Zusätzlich blockierte Johnson die Möglichkeit, dass ein unabhängiger Ethik-Berater eigene Ermittlungen gegen den Premierminister aufnehmen kann. Dafür ist weiterhin die Zustimmung des Regierungschefs notwendig. „Um die Rechenschaftspflicht des Premierministers für das Verhalten der Exekutive widerzuspiegeln, ist es wichtig, dass der Premierminister bei Entscheidungen über Ermittlungen eine Rolle behält“, hieß es zur Begründung. Die Zeitung Daily Mirror kritisierte, Johnson verwässere den Ethikkodex.

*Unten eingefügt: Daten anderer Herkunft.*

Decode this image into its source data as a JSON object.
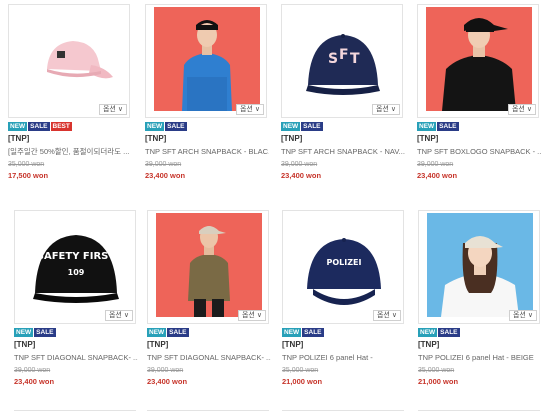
{
  "products": [
    {
      "brand": "[TNP]",
      "name": "[일주일간 50%할인, 품절이되더라도 ...",
      "original_price": "35,000 won",
      "sale_price": "17,500 won",
      "badges": [
        "NEW",
        "SALE",
        "BEST"
      ],
      "option_label": "옵션",
      "image": "pink-cap"
    },
    {
      "brand": "[TNP]",
      "name": "TNP SFT ARCH SNAPBACK - BLAC...",
      "original_price": "39,000 won",
      "sale_price": "23,400 won",
      "badges": [
        "NEW",
        "SALE"
      ],
      "option_label": "옵션",
      "image": "model-blue-tee"
    },
    {
      "brand": "[TNP]",
      "name": "TNP SFT ARCH SNAPBACK - NAV...",
      "original_price": "39,000 won",
      "sale_price": "23,400 won",
      "badges": [
        "NEW",
        "SALE"
      ],
      "option_label": "옵션",
      "image": "navy-sft-cap"
    },
    {
      "brand": "[TNP]",
      "name": "TNP SFT BOXLOGO SNAPBACK - ...",
      "original_price": "39,000 won",
      "sale_price": "23,400 won",
      "badges": [
        "NEW",
        "SALE"
      ],
      "option_label": "옵션",
      "image": "model-black-tee"
    },
    {
      "brand": "[TNP]",
      "name": "TNP SFT DIAGONAL SNAPBACK- ...",
      "original_price": "39,000 won",
      "sale_price": "23,400 won",
      "badges": [
        "NEW",
        "SALE"
      ],
      "option_label": "옵션",
      "image": "safety-first-cap",
      "cap_text_top": "SAFETY FIRST",
      "cap_text_bottom": "109"
    },
    {
      "brand": "[TNP]",
      "name": "TNP SFT DIAGONAL SNAPBACK- ...",
      "original_price": "39,000 won",
      "sale_price": "23,400 won",
      "badges": [
        "NEW",
        "SALE"
      ],
      "option_label": "옵션",
      "image": "model-olive-tee"
    },
    {
      "brand": "[TNP]",
      "name": "TNP POLIZEI 6 panel Hat -",
      "original_price": "35,000 won",
      "sale_price": "21,000 won",
      "badges": [
        "NEW",
        "SALE"
      ],
      "option_label": "옵션",
      "image": "polizei-cap",
      "cap_text_top": "POLIZEI"
    },
    {
      "brand": "[TNP]",
      "name": "TNP POLIZEI 6 panel Hat - BEIGE",
      "original_price": "35,000 won",
      "sale_price": "21,000 won",
      "badges": [
        "NEW",
        "SALE"
      ],
      "option_label": "옵션",
      "image": "model-beige-cap"
    }
  ],
  "colors": {
    "sale_price": "#c7352b",
    "badge_new": "#28a0b8",
    "badge_sale": "#2a3c87",
    "badge_best": "#d8342e",
    "photo_red_bg": "#ee6459",
    "photo_blue_bg": "#6ab8e6"
  }
}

„Partygate“: Rücktritt im Innenministerium wegen „vergifteter Kultur

Unterdessen hat ein Abgeordneter der Tory-Partei seinen Posten im Innenministerium gekündigt. Paul Holmes zeigte sich am Freitag „schockiert und verärgert“ über die Enthüllungen des Untersuchungsberichts und verurteilte „tiefes Misstrauen“ und die „vergiftete Kultur“ in der Regierung.

Holmes arbeitete bisher in der Rolle eines sogenannten Parlamentarischen Privatsekretärs als Assistent für Innenministerin Priti Patel. Der Skandal untergrabe seine Arbeit als Abgeordneter, teilte Holmes mit. „Es beunruhigt mich, dass diese Arbeit in Ihrem Namen von der giftigen Kultur getrübt wurde, die Nummer 10 zu durchdringen scheint.“ Allerdings forderte der 33-Jährige nicht Johnsons Rücktritt.

Sollten 54 der 359 Tory-Abgeordneten sich gegen den Premier aussprechen, käme es zu einem internen Misstrauensvotum. Derzeit sind es nach Zählung der Nachrichtenagentur PA 20 Abgeordnete.